Shiny, the first title from Brazilian based Garage 227 Studios, is an adorable cross between WALL-E and Oddworld. Set on a world facing eminent annihilation as it hurls towards the sun, this 2D action platformer tells the story of the junk robots that were created to build the humans’ escape craft only to then be abandoned on the planet surface by their dep arting human creators. Despite the bleak situation, Shiny is a hopeful game focused on helping others. It features no killing or combat of any kind. It’s a game about compassion, sacrifice, and humanity, without humans.

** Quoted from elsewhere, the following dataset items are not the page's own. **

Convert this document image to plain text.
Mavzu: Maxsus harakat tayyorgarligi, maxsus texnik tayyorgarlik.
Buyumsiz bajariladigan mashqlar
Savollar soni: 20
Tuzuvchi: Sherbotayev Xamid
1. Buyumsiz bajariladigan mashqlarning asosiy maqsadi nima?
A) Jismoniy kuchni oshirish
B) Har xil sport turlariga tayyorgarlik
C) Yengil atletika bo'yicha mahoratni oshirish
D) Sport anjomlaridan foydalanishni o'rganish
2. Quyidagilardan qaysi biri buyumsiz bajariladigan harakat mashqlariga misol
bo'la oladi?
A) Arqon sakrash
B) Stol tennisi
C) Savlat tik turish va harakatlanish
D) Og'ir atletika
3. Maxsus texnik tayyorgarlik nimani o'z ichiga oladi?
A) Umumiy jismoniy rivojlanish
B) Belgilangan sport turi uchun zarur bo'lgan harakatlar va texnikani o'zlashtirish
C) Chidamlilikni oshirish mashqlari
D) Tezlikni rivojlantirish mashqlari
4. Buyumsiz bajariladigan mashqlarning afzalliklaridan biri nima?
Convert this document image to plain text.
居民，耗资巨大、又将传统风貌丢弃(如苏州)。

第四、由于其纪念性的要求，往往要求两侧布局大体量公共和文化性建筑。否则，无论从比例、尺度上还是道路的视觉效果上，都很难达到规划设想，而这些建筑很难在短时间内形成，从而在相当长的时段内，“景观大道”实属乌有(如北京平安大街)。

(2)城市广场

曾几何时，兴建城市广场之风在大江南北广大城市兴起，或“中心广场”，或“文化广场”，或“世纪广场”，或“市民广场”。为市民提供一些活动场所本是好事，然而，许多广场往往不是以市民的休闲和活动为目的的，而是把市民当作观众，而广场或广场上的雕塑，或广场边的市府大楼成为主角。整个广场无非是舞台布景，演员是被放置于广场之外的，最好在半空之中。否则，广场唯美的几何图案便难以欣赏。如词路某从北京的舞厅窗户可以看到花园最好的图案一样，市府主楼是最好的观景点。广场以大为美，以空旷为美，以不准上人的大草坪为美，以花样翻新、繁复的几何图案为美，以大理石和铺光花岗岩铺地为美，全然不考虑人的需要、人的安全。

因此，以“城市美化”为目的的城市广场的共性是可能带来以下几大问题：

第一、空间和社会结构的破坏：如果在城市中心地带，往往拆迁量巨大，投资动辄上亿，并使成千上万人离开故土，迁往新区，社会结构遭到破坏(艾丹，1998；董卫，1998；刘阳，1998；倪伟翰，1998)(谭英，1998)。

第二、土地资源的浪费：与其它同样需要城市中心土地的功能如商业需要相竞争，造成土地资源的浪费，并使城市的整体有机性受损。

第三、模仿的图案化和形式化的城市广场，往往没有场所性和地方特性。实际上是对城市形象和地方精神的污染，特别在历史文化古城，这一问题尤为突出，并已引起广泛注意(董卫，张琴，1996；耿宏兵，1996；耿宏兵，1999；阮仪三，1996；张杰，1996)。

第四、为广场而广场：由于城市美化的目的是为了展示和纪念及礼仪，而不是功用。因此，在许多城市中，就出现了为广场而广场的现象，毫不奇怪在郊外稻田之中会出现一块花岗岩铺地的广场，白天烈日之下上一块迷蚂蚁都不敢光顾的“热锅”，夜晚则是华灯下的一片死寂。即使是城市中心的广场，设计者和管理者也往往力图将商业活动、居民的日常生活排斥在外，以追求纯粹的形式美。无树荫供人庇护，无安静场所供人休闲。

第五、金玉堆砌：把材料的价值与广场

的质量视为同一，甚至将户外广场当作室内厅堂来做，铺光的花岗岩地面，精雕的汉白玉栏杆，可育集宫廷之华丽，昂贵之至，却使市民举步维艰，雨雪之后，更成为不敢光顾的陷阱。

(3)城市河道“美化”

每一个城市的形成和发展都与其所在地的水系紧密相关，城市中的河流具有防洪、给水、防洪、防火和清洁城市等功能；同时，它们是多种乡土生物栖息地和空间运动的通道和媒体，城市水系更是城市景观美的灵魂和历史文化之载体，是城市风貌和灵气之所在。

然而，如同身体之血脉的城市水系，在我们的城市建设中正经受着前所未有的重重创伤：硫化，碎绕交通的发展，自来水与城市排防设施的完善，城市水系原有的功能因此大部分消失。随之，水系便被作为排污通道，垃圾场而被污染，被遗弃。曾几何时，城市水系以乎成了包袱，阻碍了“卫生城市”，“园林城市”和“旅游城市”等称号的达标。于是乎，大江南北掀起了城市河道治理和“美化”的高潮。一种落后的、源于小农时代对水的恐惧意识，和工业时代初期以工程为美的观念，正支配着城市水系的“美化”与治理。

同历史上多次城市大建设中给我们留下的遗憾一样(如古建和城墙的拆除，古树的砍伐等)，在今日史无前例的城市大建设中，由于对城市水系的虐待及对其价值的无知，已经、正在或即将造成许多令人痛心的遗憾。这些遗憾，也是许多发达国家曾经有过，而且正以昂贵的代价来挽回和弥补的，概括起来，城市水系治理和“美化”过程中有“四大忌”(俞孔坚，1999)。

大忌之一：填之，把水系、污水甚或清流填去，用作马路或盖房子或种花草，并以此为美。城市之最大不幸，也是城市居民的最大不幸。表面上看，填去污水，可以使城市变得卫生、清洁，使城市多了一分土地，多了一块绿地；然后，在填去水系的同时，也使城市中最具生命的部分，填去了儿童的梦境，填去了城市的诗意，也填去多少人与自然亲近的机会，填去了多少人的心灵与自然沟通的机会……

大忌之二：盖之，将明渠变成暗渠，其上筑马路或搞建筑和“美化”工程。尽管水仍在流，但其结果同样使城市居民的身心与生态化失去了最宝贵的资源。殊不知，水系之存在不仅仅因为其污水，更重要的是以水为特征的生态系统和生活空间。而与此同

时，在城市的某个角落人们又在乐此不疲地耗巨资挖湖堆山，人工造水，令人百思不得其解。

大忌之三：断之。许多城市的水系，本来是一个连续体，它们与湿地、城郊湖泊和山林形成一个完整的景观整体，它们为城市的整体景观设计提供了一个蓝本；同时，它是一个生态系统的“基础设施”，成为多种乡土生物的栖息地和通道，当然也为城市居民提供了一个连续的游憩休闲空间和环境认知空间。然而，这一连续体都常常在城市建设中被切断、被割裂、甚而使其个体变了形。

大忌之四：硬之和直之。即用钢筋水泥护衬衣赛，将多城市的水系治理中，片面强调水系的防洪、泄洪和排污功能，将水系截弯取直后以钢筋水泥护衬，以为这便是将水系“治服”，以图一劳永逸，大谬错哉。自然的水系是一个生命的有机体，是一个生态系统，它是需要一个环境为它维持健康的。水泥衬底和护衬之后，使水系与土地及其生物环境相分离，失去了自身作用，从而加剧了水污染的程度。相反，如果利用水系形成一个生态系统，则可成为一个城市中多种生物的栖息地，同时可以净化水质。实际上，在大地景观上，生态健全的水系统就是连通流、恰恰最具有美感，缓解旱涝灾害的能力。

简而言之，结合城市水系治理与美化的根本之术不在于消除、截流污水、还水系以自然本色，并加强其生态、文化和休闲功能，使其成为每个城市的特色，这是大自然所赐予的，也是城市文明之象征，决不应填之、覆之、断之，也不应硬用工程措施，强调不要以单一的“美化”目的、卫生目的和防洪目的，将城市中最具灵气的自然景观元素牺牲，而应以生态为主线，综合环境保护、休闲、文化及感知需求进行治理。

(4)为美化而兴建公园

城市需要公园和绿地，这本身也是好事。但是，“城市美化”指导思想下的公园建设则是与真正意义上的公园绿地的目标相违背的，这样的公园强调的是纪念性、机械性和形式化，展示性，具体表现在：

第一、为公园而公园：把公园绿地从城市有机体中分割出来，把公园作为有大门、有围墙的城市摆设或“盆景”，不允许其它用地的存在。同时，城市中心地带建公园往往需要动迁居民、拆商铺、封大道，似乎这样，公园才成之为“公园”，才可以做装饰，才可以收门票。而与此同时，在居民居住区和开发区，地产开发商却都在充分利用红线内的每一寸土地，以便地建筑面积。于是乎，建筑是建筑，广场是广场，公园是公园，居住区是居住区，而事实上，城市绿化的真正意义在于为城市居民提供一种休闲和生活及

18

According to Co-Founder Daniel Monastero, Shiny‘s similarities to the Oddworld series is no coincidence. “We even called up the man himself, Lorne Lanning, over Skype! He gave us lots of pointers and advice.” said Daniel. Instead of an Oddworld’s Mudokons, in Shiny, you play as Kramer, a junk robot that awakens moments after the ungrateful humans hightail it off the planet. Instead of wallowing in mechanical self-pity, you explore the non-linear levels, gathering batteries and helping disabled robots in order to help build yet another ship to leave the planet. Helping others is completely optional, but selfishness will inevitably bite you in your shiny metal ass when you get to the end of the game and aren’t able to finish your ship. Luckily, you’ll be able to go back to replay levels.
Your life meter doubles as your energy meter and performing any action depletes it, with bigger actions, such as activating robots, taking damage, or using power ups depleting it much faster. Generators found around the maps act as checkpoints, both for respawning, and an energy source to refill recharge yourself. Each generator has a certain number of available charges, which are used up when activating the generator, respawning, or just siphoning off some juice to recharge your batteries.
The platforming controls are very straightforward and “old-school,” with no fancy ledge-grabbing or climbing. Some of the power-ups, like the jet-pack do allow for a further range of motion and exploration, but are not usable until they are acquired well into the game, past the first two levels I managed to play.
Shiny is pretty much finished as far as development goes and now just needs to be polished, balanced and beta tested. Greenlit on Steam in 2014, the game will launch on PC shortly after E3, with an Xbox version soon after.